Solid State Technology and Devices Seminar: Taking electrons out of bioelectronics: transistors, ion channels, and shark’s electrosensors

Seminar | March 9 | 1-2 p.m. | Cory Hall, 521 Hogan Room

 Marco Rolandi, Department of Electrical Engineering, University of California, Santa Cruz

 Electrical Engineering and Computer Sciences (EECS)

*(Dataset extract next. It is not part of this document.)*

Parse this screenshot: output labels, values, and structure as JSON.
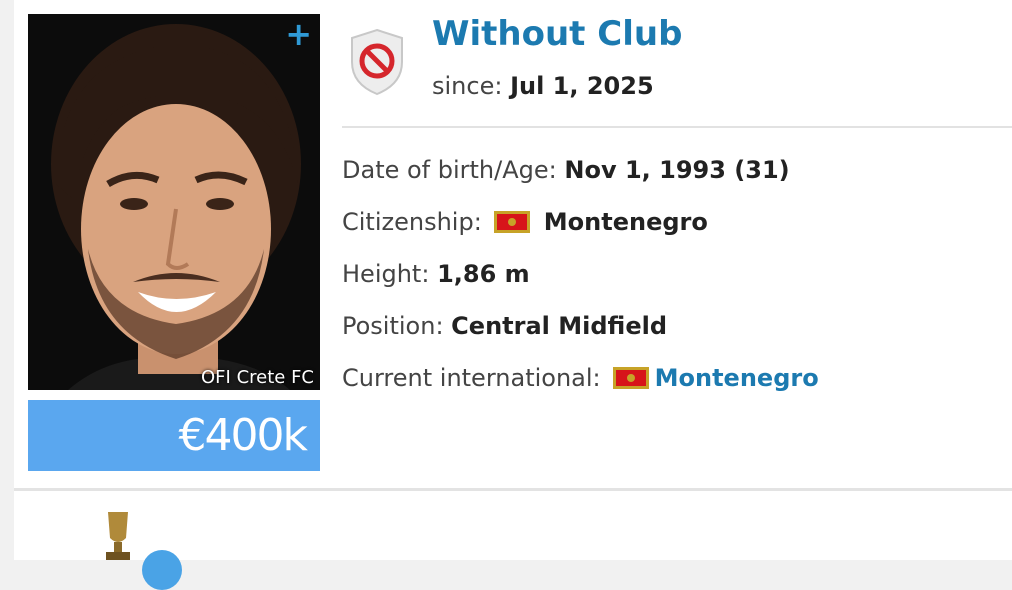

The quest for smaller and faster computing has mostly focused on controlling the flow of electrons and holes in nanoscale structures. In living systems, ionic and protonic currents affect physiological function. As such, ionic and protonic devices offer exciting opportunities for bioelectronics. Proton transport in nature is important for ATP oxidative phosphorylation in mitochondria, light activated proton pumping in bacteriorhodopsin, and the antibiotic gramicidin. All these systems have in common networks of hydrogen bonds formed by water and biomolecules − proton wires. Protons hop along these wires according to the Grotthuss mechanism. In analogy with dopants in electronic semiconductors, in proton wires acids are H+ ¬¬ donors and bases are H+ acceptors to yield H+ and OH- (proton hole) conductors. I will discuss bioprotonic devices with biopolymer H+ and OH- conductors such as diodes, complementary transistors, resistive memories, which can be easily integrated in a flexible platform. These devices communicate with enzymes, ion channels, and cells to monitor and control physiological function. Finally, I will provide insights in the electrosensing organs of sharks and skates.